Ada tiga mahasiswa Fakultas Teknologi yang masuk dalam kelompok robotik itu, yaitu Fasial Aminuddin, La Ode Muhammad Idris, dan Ahmad Zuhri. Mereka bertanding melawan kelompok dari berbagai negara yang jumlahnya ada sekitar 80 kelompok. Sementara negara-negara yang ikut bertanding adalah Tiongkok, Israel, serta banyak juga yang berasal dari berbagai negara bagian di Amerika Serikat.

Berdasarkan peraturan dan kategorinya, kelompok Unissula menyediakan empat model robot, dua robot pemadam api beroda yang di beri nama Khaum I dan Khaum II, kemudian dua robot pemadam api yang memiliki api yang diberi nama Sultan Agung I dan Sultan Agung II.

Pada pertandingan robotik tersebut telah di siapkan tiga tingkat kesulitan, mulai dari junior atau pemula, tingkat sekolah menengah atas, lalu senior untuk para pelajar di perguruan tinggi serta yang terakhir untuk umum, dan kategori walking, untuk robot yang memiliki kaki. Kelompok robotik dari Unissula ini berhasil mendapatkan peringkat juara umum karena telah mendapatkan beberapa juara seperti di robot pemadam api beroda mendapatkan juara I serta II di kategori senior. Kemudian juara I dan II di kelas robot pemadam api berkaki, disamping itu mendapatkan penghargaan untuk robot yang memiliki performa terbaik dan nilai terbaik di level dua dan tiga.

Mereka hampir saja ketinggalan jauh dari kelompok Israel pada level 1, tapi pada dua level berikutnya keadaan mulai berbalik dan membaik untuk robot Khaum I dan Khaum II. Idris secara terus terang menjelaskan bahwa memang sebelumnya ada sedikit kesulitan disebabkan adanya peraturan yang berubah mendadak satu hari sebelum kompetisi di mulai. Sehingga mereka harus mencari spare part yang di perlukan di negara yang baru mereka kunjungi pertama kali itu.
“Ada beberapa kesulitan baik itu sewaktu dalam menyiapkan segala sesuatunya dan juga ketika akan memulai kompetisi di Amerika. Di antaranya yang paling sulit ialah adanya peraturan yang dirubah saat itu sehingga membuat persiapan dalam menghadapi kompetisi terganggu. Sampai-sampai ketika satu hari sebelum kompetisi masih ada perubahan peraturan, jadi robot yang tadinya sudah disiapkan harus dirubah lagi konfigurasinya. Ditambah lagi kesulitan sewaktu mencari komponen pengganti,” jelas Idris melalui emailnya.

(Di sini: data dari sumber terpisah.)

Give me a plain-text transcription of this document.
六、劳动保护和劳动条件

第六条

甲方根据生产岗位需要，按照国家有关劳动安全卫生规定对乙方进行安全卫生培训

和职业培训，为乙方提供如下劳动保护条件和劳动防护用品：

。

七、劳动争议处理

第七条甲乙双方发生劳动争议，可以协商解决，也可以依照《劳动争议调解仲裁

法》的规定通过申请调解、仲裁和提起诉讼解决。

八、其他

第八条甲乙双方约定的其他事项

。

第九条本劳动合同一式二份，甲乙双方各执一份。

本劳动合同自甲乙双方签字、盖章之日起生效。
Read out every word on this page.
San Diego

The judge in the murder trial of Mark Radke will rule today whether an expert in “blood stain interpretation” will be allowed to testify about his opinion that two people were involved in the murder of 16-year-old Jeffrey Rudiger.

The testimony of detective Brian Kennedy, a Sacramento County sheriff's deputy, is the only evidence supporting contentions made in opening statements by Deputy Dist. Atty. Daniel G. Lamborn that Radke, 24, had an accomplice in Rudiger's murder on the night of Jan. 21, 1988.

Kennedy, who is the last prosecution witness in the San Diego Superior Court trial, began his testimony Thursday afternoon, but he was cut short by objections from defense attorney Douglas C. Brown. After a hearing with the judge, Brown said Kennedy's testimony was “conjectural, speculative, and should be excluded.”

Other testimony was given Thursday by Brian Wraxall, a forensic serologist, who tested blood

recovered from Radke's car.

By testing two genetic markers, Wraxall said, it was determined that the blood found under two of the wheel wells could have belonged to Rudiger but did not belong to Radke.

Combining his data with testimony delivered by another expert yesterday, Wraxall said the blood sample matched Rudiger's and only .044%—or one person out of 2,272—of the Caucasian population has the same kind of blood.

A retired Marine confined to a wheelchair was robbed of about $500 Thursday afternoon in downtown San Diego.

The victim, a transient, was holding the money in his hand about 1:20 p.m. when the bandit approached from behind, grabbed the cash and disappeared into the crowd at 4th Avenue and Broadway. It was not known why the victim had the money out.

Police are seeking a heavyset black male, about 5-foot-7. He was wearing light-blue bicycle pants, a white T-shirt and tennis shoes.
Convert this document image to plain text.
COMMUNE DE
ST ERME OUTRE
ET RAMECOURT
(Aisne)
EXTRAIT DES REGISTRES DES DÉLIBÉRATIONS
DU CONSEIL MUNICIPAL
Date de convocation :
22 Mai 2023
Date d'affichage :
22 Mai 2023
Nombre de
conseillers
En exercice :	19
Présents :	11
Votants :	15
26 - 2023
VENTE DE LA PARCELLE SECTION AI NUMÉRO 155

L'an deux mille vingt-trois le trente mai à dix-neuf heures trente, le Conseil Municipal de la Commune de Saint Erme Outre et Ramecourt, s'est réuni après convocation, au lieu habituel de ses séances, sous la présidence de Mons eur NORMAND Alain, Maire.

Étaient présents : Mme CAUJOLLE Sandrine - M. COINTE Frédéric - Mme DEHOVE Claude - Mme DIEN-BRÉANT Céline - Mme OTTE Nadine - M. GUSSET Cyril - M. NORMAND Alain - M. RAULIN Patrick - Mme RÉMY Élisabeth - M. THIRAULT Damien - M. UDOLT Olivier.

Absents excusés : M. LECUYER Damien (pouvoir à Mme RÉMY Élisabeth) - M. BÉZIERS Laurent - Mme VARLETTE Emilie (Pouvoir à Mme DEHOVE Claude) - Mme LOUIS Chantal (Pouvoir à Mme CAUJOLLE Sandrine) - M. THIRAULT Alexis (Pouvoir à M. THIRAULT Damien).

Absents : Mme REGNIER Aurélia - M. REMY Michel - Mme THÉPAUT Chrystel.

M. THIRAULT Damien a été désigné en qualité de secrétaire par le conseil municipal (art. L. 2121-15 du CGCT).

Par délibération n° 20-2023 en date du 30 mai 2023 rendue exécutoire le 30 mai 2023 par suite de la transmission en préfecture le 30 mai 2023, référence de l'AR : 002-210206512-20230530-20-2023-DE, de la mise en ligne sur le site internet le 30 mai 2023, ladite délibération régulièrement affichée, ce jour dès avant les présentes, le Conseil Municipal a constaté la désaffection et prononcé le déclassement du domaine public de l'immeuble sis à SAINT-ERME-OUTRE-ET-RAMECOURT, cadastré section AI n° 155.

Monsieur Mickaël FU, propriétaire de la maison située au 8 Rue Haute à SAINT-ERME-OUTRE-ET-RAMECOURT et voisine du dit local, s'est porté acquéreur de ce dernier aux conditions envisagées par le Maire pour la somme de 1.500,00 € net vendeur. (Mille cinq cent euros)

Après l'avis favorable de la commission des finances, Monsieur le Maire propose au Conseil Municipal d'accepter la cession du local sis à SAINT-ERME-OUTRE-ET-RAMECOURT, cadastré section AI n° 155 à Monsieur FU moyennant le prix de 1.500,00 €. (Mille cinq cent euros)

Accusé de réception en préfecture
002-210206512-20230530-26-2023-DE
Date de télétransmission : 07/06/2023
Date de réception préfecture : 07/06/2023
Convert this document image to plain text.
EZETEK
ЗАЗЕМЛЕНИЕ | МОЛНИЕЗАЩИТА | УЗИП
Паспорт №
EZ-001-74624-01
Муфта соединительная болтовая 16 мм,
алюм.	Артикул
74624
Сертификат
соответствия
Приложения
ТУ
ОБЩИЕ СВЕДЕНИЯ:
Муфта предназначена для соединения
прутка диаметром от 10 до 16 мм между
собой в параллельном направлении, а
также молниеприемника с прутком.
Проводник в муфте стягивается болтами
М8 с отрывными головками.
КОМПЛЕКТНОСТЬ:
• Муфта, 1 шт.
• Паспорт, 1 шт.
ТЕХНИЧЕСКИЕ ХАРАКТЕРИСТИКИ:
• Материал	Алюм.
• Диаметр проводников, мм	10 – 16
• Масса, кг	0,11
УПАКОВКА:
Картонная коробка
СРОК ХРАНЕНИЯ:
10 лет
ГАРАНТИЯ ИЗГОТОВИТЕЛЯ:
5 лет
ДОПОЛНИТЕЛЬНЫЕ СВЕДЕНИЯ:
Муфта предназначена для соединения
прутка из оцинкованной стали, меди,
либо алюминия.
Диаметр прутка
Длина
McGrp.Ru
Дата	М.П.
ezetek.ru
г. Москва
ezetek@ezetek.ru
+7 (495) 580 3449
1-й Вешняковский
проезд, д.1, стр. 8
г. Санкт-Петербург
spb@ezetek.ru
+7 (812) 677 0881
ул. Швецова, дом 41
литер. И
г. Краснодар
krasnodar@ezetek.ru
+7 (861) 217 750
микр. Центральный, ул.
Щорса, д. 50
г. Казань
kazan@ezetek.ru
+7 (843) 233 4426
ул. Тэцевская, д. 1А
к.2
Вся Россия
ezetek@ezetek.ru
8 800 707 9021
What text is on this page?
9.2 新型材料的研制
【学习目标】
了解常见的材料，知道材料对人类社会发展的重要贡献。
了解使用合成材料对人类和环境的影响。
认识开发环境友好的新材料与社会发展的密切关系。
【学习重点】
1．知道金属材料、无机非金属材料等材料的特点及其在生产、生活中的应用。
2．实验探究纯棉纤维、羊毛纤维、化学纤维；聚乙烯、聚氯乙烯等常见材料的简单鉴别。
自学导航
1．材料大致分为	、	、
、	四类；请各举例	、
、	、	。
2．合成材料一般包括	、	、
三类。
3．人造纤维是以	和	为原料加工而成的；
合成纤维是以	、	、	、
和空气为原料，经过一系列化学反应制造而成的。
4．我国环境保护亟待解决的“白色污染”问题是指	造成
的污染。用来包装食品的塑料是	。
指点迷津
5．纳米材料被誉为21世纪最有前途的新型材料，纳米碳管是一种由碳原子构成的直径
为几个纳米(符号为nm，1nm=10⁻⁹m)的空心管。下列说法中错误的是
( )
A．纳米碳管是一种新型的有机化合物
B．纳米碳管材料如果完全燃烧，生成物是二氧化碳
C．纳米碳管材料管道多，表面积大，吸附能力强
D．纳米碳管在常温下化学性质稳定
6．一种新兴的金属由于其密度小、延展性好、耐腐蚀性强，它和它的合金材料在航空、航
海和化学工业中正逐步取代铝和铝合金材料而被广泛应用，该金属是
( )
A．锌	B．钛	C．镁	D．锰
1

Idris pun melanjutkan bahwa dia dan teman-temannya merasa bangga bisa mendapatkan predikat juara umum. Apalagi dia mendapatkan peringkat juara itu di negara yang saat ini menjadi pusat perhatian dan perkembangan teknologi di dunia. Dan juga dia merasa sangat senang dapat melihat bendera merah putih berkibar di arena kompetisi dikarenakan dia dan teman-temannya tampil sebagai pemenang.

“Saya dan teman-teman mengucapkan puji syukur dan terima kasih kepada Allah, karena telah berhasil mendapatkan gelar juara umum di sebuah negara yang saat ini menjadi pusat perhatian untuk perkembangan teknologi di dunia. Disamping itu saya dan teman-teman juga merasa besar hati tampil untuk mewakili secara resmi dari Indonesia sehingga akhirnya dapat mengibarkan bendera merah putih. Kami pun tidak lupa menyampaikan ucapan terima kasih kami kepada semua yang telah memberi dukungan, khususnya dari Kemenristekdikti yang sudah menemani pada saat kegiatan kompetisi berlangsung,’ ujar Idris.

Pada kompetisi itu, dua kelompok dikirim mewakili Indonesia, yaitu dari Unissula dan Universitas Sriwijaya Palembang. Pada tahun 2015 Universitas Sriwijaya Palembang berhasil tampil sebagai pemenang untuk Kontes Robot Pemadam Api Indonesia (KRPAI) di kategori robot pemadam api yang memiliki kaki.

Sarjuni Sag Mhum, wakil rektor III yang turut serta menemani anak didiknya ke Amerika Serikat, menyampaikan ucapan terima kasih baik untuk doa dan dukungannya dari civitas akademika pimpinan Unissula serta pihak Pengurus YBWSA untuk penghargaan yang telah di raih itu. Hal ini memperlihatkan kalau ternyata para mahasiswa dari Unissula mampu bersaing di tingkat dunia, bahkan bisa mendapatkan peringkat juara umum tentunya ini prestasi yang luar biasa dan membesarkan hati.